TL - Bien sûr, ceux qui écoutaient les radios pirates anglaises des années 60, Caroline, Veronica, etc. Certains franchiront le pas à un moment donné et créeront des radios… Il s’agit de vrais passionnés de radio, de personnalités généralement attachantes. Et puis on retrouve les écologistes dans différents endroits : Radio Verte en mai 1977, dans la foulée Radio Verte Fessenheim (contre la centrale de Fessenheim). Radio Verte Béziers, qui deviendra Radio Pomarèdes (la radio de Robert Ménard, l’ancien secrétaire général de Reporters sans frontières). On trouve également un certain nombre d’organisations gauchistes sur le déclin qui vont relancer leurs activités d’agitation par le biais de ce nouveau média. Cette hétérogénéité sera à l’origine du futur conflit entre l’ALO (Association pour la libération des ondes, dirigée par Antoine Lefébure) et la FNRL de Jean Ducarroir et Patrick Farbiaz. L’ALO s’intéresse plutôt au côté technique et le rapport à l’économie marchande ne la gêne pas particulièrement. D’autres se révèlent totalement réfractaires à la publicité. Et même si tout ce petit monde travaille toujours dans l’illégalité la plus totale, le clivage s’opère sur la base de ce problème.
RD - Des scissions se produisent déjà sur le thème de la publicité ?
TL - C’est le motif avancé. En réalité, des problèmes de pouvoir ont surgi au sein de toutes ces structures. Des personnalités fortes s’opposent, parfois violemment. Mais l’argument avancé dans le début de cette scission, c’est le rapport avec les forces de l’argent, mais aussi le rapport avec les partis de pouvoir – et le Parti socialiste en particulier… Bref, c’est une histoire extrêmement complexe.
RD - Il faut se rappeler que la droite est au pouvoir depuis longtemps, les Français aspirent à voir ne serait-ce que des nouvelles têtes, à défaut d’un nouveau parti. Et même à droite, des jeunes s’engagent dans le mouvement des radios libres. Ils ont au moins le mérite d’avoir existé…
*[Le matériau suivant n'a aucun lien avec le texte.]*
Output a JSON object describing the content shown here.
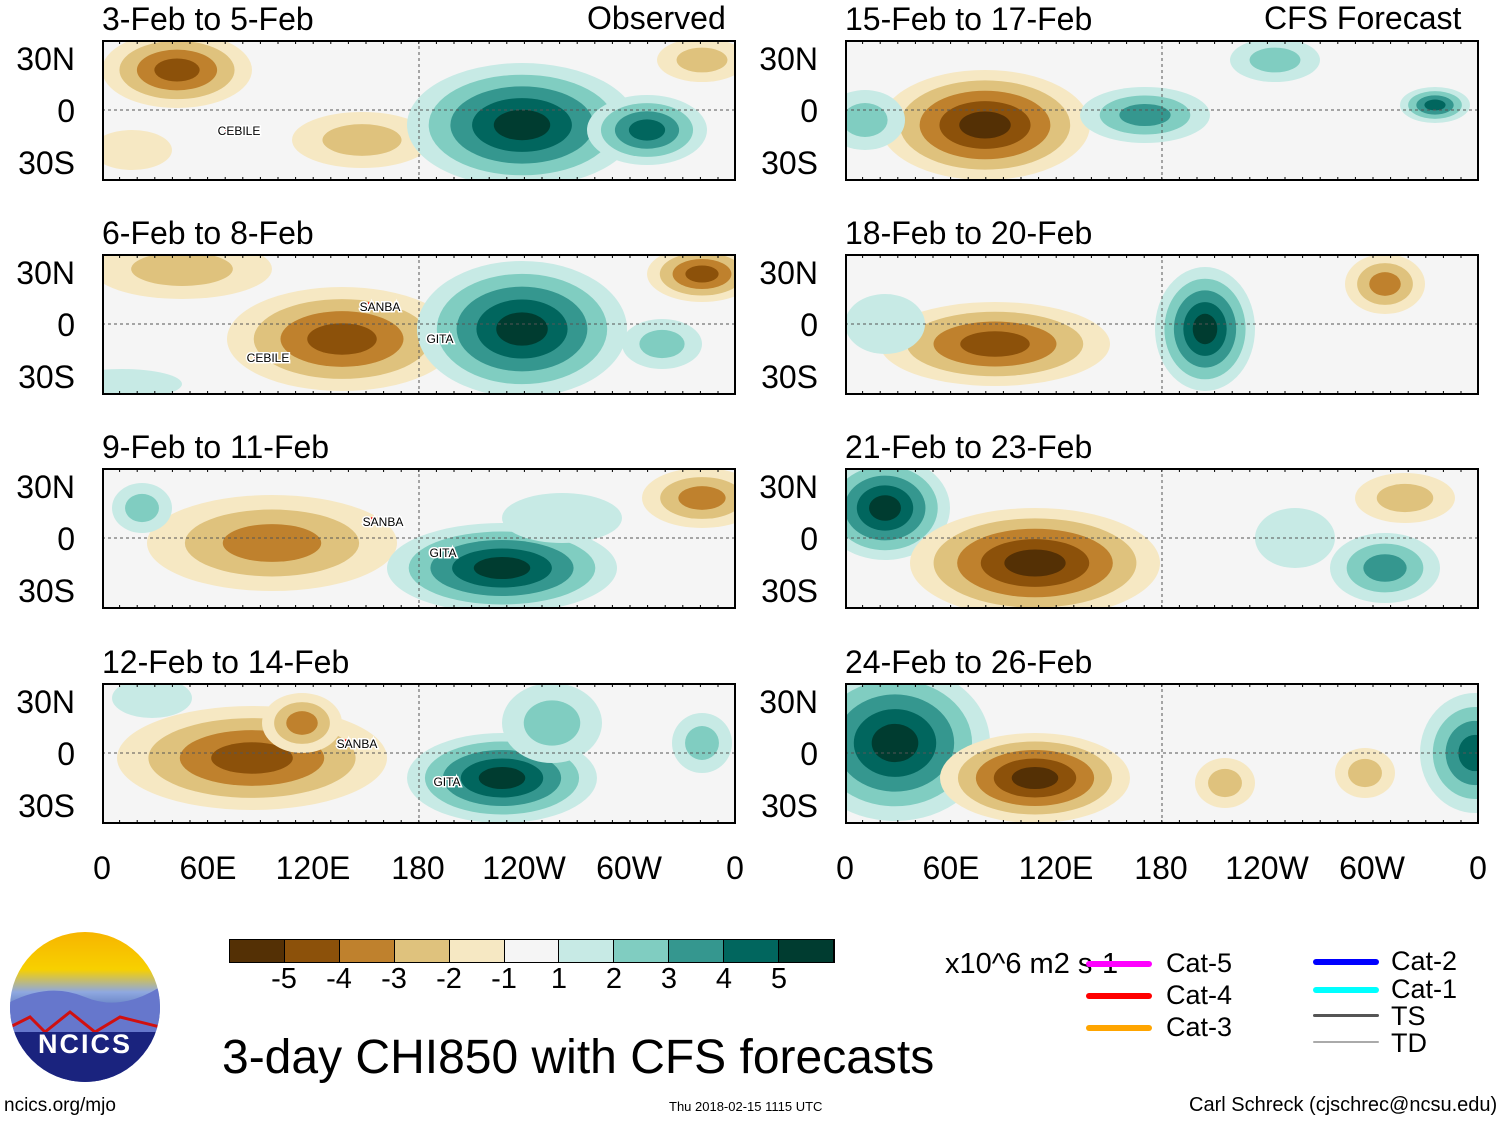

TL - À Montpellier, Radio Fil Bleu est montée par des gens de droite. Elle sera à l’origine de débats devant les tribunaux afin de poser la question de la validité du monopole : a-t-il toujours lieu d’être en 1977 ou en 1978 alors qu’il date de 1945 ? Radio Fil Bleu avait été montée par un petit groupe d’avocats assez proches du Parti Républicain, donc de la majorité présidentielle et de Giscard d’Estaing. Parmi les avocats, François Chassaing joue un rôle considérable : il se revendique à droite mais gardera des relations régulières avec l’ALO. Chassaing avance l’idée que la droite et la gauche peuvent se retrouver pour obtenir un élargissement des libertés. Par « élargissement des libertés », il entend aussi liberté commerciale, bien sûr.
RD - La position des politiques, à droite comme à gauche, me semble totalement paradoxale : la droite libérale refuse de libéraliser et la gauche brisera un « service public »…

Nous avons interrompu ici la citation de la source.